The Arab Knowledge Index revealed that the average number of books read across all Arab countries amounted to 16 per year – seven of them were read at schools and universities, while the remaining nine were read in respondents’ free time. Moreover, the average number of Arabic books read was 11, while the average number of foreign-language books was nearly six. Meanwhile, the 35 hours that respondents spent reading every year comprised 15 hours in schools or university and 20 hours outside academic institutions.

The Index measured accessibility to books in each of the countries at home, in school, and in society in general – in other words, it measured how much families, school administrations, and societies encourage and facilitate reading across the Arab World. On average, 46% of respondents asserted that they have access to books at home, 52% enjoy access at school, while 37% felt that society at large encourages reading.

The Arab Knowledge Index also examined the effect that personal traits have on people’s reading habits – namely, the ability to read (literacy rate), motives to read, and personal views and opinions. The polls revealed that 65% of respondents view reading as a necessity, and 70% of them consider it to be no less important than education.

The top five countries in terms of reading were Lebanon with a score of 90, followed by Egypt with 89, Morocco with 87, the UAE with 82, and Jordan with 71.

The Index also revealed that the population of the 22 Arab-League countries favours digital means of reading over traditional ones, where 16 of the 35 hours spent on reading every year were dedicated to reading paper books while 19 hours were dedicated to digital. In terms of paper material, polls showed that 28% of them were books, 20% were novels, 20% were specialised magazines, 17% were newspapers, and 14% were comic books. As for digital sources, 23% of read material was on social media, another 23% on news websites, 21% were e-books, 15% e-magazines, 9.3% blogs, and 7.78% professional networks.

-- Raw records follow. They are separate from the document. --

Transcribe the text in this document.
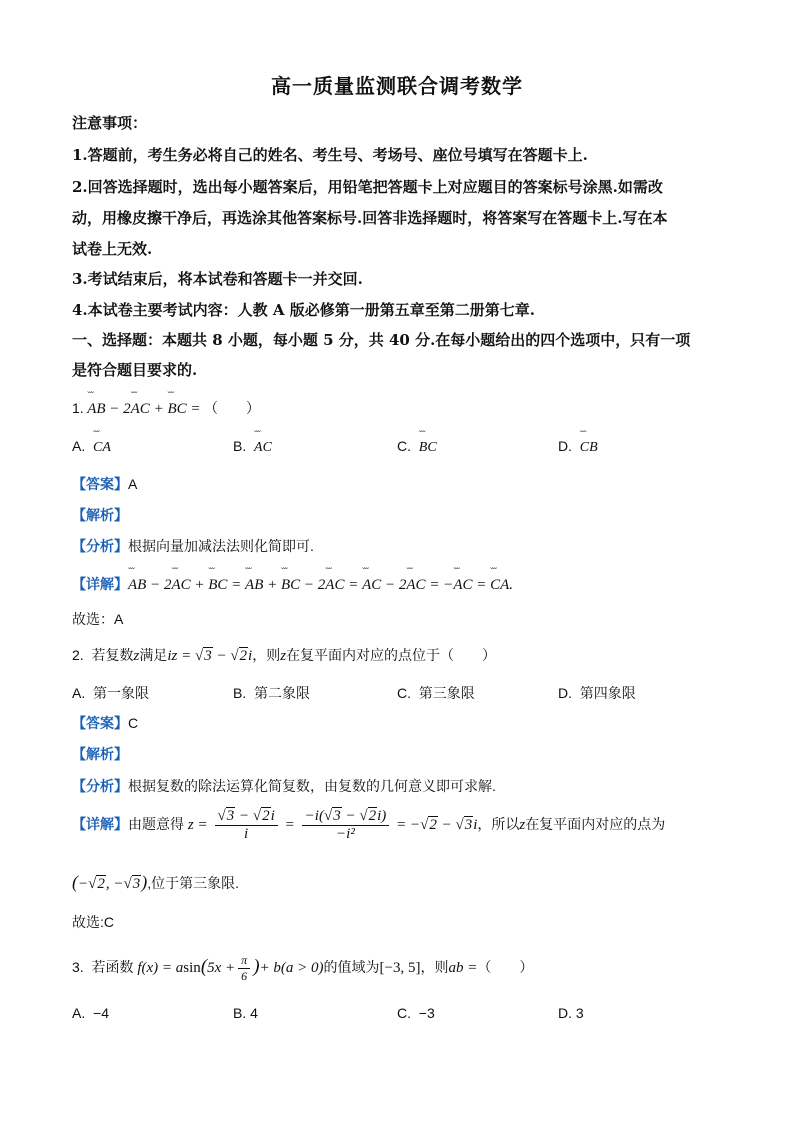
高一质量监测联合调考数学
注意事项：
1.答题前，考生务必将自己的姓名、考生号、考场号、座位号填写在答题卡上.
2.回答选择题时，选出每小题答案后，用铅笔把答题卡上对应题目的答案标号涂黑.如需改
动，用橡皮擦干净后，再选涂其他答案标号.回答非选择题时，将答案写在答题卡上.写在本
试卷上无效.
3.考试结束后，将本试卷和答题卡一并交回.
4.本试卷主要考试内容：人教 A 版必修第一册第五章至第二册第七章.
一、选择题：本题共 8 小题，每小题 5 分，共 40 分.在每小题给出的四个选项中，只有一项
是符合题目要求的.
1. ˘˘˘ AB − 2˘˘˘ AC + ˘˘˘ BC = （　　）
A. ˘˘˘ CA	B. ˘˘˘ AC	C. ˘˘˘ BC	D. ˘˘˘ CB
【答案】A
【解析】
【分析】根据向量加减法法则化简即可.
【详解】˘˘˘ AB − 2˘˘˘ AC + ˘˘˘ BC = ˘˘˘ AB + ˘˘˘ BC − 2˘˘˘ AC = ˘˘˘ AC − 2˘˘˘ AC = −˘˘˘ AC = ˘˘˘ CA.
故选：A
2. 若复数z满足iz = √3 − √2i，则z在复平面内对应的点位于（　　）
A. 第一象限	B. 第二象限	C. 第三象限	D. 第四象限
【答案】C
【解析】
【分析】根据复数的除法运算化简复数，由复数的几何意义即可求解.
【详解】由题意得 $z = \frac{√3 - √2i}{i} = \frac{-i(√3 - √2i)}{\text{−i²}} = -√2 - √3i$，所以z在复平面内对应的点为
(−√2, −√3),位于第三象限.
故选:C
3. 若函数 $f(x) = asin(5x + \frac{\pi}{6}$ )+ b(a > 0)的值域为[−3, 5]，则ab =（　　）
A. −4	B. 4	C. −3	D. 3
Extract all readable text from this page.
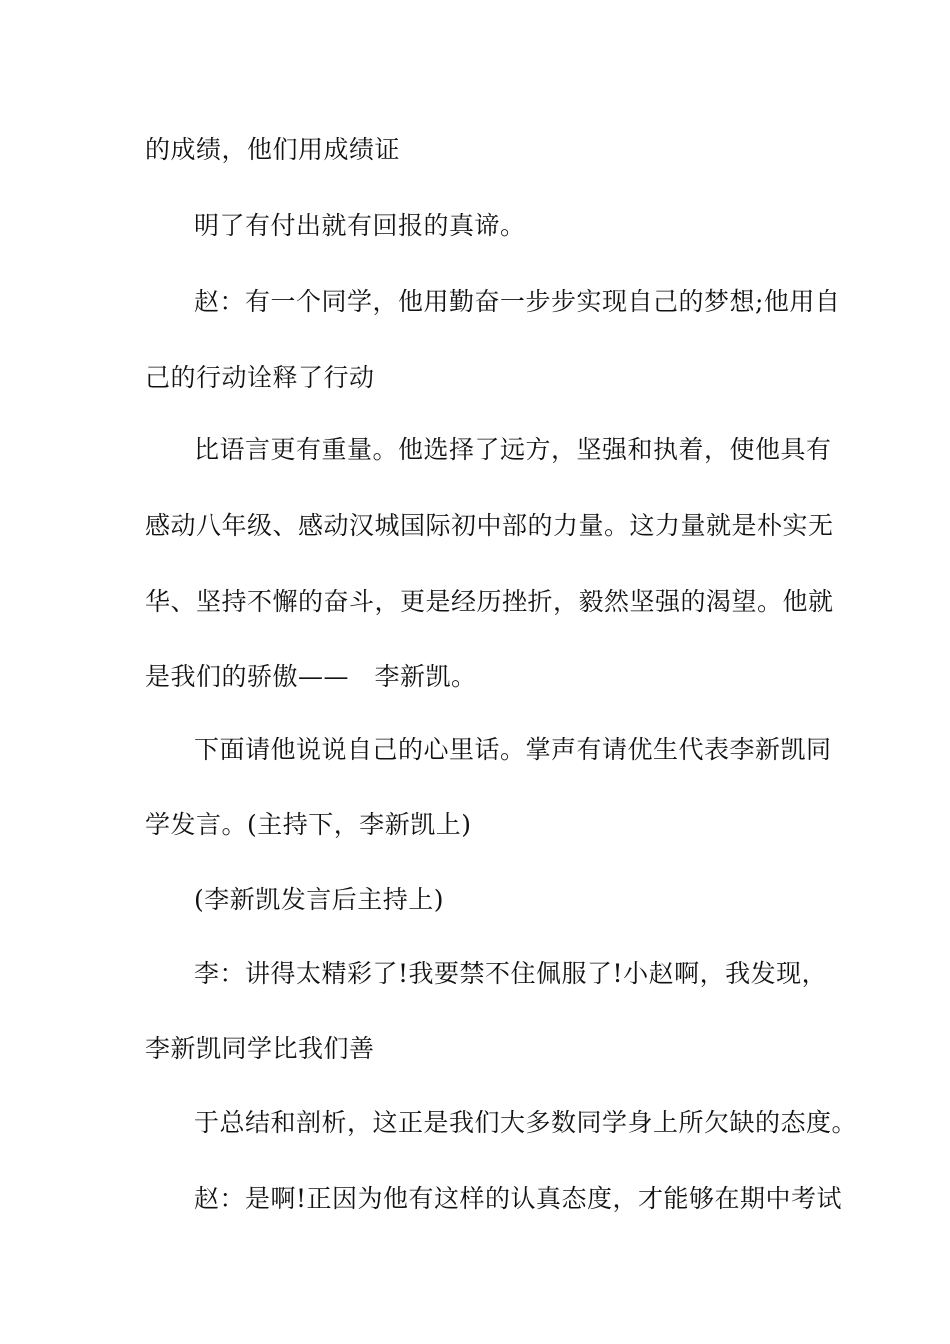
的成绩，他们用成绩证
明了有付出就有回报的真谛。
赵：有一个同学，他用勤奋一步步实现自己的梦想;他用自
己的行动诠释了行动
比语言更有重量。他选择了远方，坚强和执着，使他具有
感动八年级、感动汉城国际初中部的力量。这力量就是朴实无
华、坚持不懈的奋斗，更是经历挫折，毅然坚强的渴望。他就
是我们的骄傲——　李新凯。
下面请他说说自己的心里话。掌声有请优生代表李新凯同
学发言。(主持下，李新凯上)
(李新凯发言后主持上)
李：讲得太精彩了!我要禁不住佩服了!小赵啊，我发现，
李新凯同学比我们善
于总结和剖析，这正是我们大多数同学身上所欠缺的态度。
赵：是啊!正因为他有这样的认真态度，才能够在期中考试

Commenting on the discrepancy between digital and paper reading sources in the Arab world, Jamal bin Huwaireb said: “In Europe, paper is making a comeback and actually surpassing digital material. Over there, they publish by the thousands and millions, whereas in our region, we publish by the hundreds. This is why Arab readers resort to e-books and other digital sources. We must make it a priority to print more books and to make them more affordable to all segments of society.”